Donald Trump’s New York Primary Win Changed Nothing
Before we begin debunking, let’s start with the obvious: It was undoubtedly a good night for Trump and unsurprisingly so, as NR’s Henry Olsen predicted on election eve. Trump looks to have taken 90 delegates and 60 percent of the vote, somewhat better than projections, although most election-eve forecasts had him taking at least 85 or so of New York’s 95 delegates (Olsen had him pegged for 87). But despite his victory, Trump got only a very modest bump from New York last night. And despite the breathless TV and print commentary from our New York–centered media, he still faces huge obstacles if he wants to get a sufficient number of delegates to be nominated on the first ballot. And if he is not nominated on the first ballot, given Cruz’s wildly successful delegate strategy, it is unlikely he will be nominated at all. In fact, according to the analysis of the widely-respected 538.com, Trump actually fell just short of the number of delegates he needed in New York to put himself on the path to the magic number of 1,237.
And, though he should have a good week next week when Connecticut, Delaware, Maryland, Pennsylvania, and Rhode Island vote, he will need a New York–level performance, not just a victory, if he wants to substantially improve his nomination odds. New York and the five states voting next Tuesday are all part of the Democrats’ “blue wall.” Democrats have won all of these states in each of the last six elections. Only one of these states (Pennsylvania) has given more than 45 percent of its vote to the GOP candidate in any of the last six elections.
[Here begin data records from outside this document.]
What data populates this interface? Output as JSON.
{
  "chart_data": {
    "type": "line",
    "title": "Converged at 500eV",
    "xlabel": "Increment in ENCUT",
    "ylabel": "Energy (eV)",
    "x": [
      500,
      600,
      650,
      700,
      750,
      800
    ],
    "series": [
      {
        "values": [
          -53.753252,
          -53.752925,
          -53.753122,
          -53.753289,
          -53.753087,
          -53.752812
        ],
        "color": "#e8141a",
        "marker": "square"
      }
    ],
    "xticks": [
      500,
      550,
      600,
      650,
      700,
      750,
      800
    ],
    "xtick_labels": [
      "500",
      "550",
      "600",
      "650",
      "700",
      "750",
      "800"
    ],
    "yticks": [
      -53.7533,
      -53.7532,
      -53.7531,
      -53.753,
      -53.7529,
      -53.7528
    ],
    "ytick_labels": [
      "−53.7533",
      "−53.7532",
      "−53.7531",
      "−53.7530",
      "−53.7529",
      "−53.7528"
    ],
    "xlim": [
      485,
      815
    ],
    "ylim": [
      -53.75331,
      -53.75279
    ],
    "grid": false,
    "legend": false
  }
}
New York and Rhode Island have never even given 40 percent to GOP candidates during this time.
It will be a major surprise if Trump loses any of the April 26 “Acela corridor” states. In fact, the 538.com base projections, which still have Trump coming up almost 80 delegates short of the 1,237 he will need for a first-ballot nomination, project that he will easily win almost all of the delegates in these states next week. If Cruz (whom, full disclosure, I have endorsed), or even the delusional John Kasich, were to somehow surprise him, most likely in Pennsylvania or Maryland, it would constitute a major setback for Trump.
Even in a best-case scenario for Trump, he can probably gain no more than ten or 15 delegates above current projections, still leaving him far off pace to clinch the nomination. On the downside, if he unexpectedly loses anywhere on April 26, his path to 1,237 delegates is almost certainly foreclosed. An April 26 sweep is already priced into Trump’s stock. The real final charge for the nomination begins not next week in the Northeast, but the following week in Indiana, the first of the final ten states to vote on ground that is much more favorable to Cruz. In fact, Cruz is favored in most of the last ten states, with only New Jersey and (narrowly) California falling into the Trump column.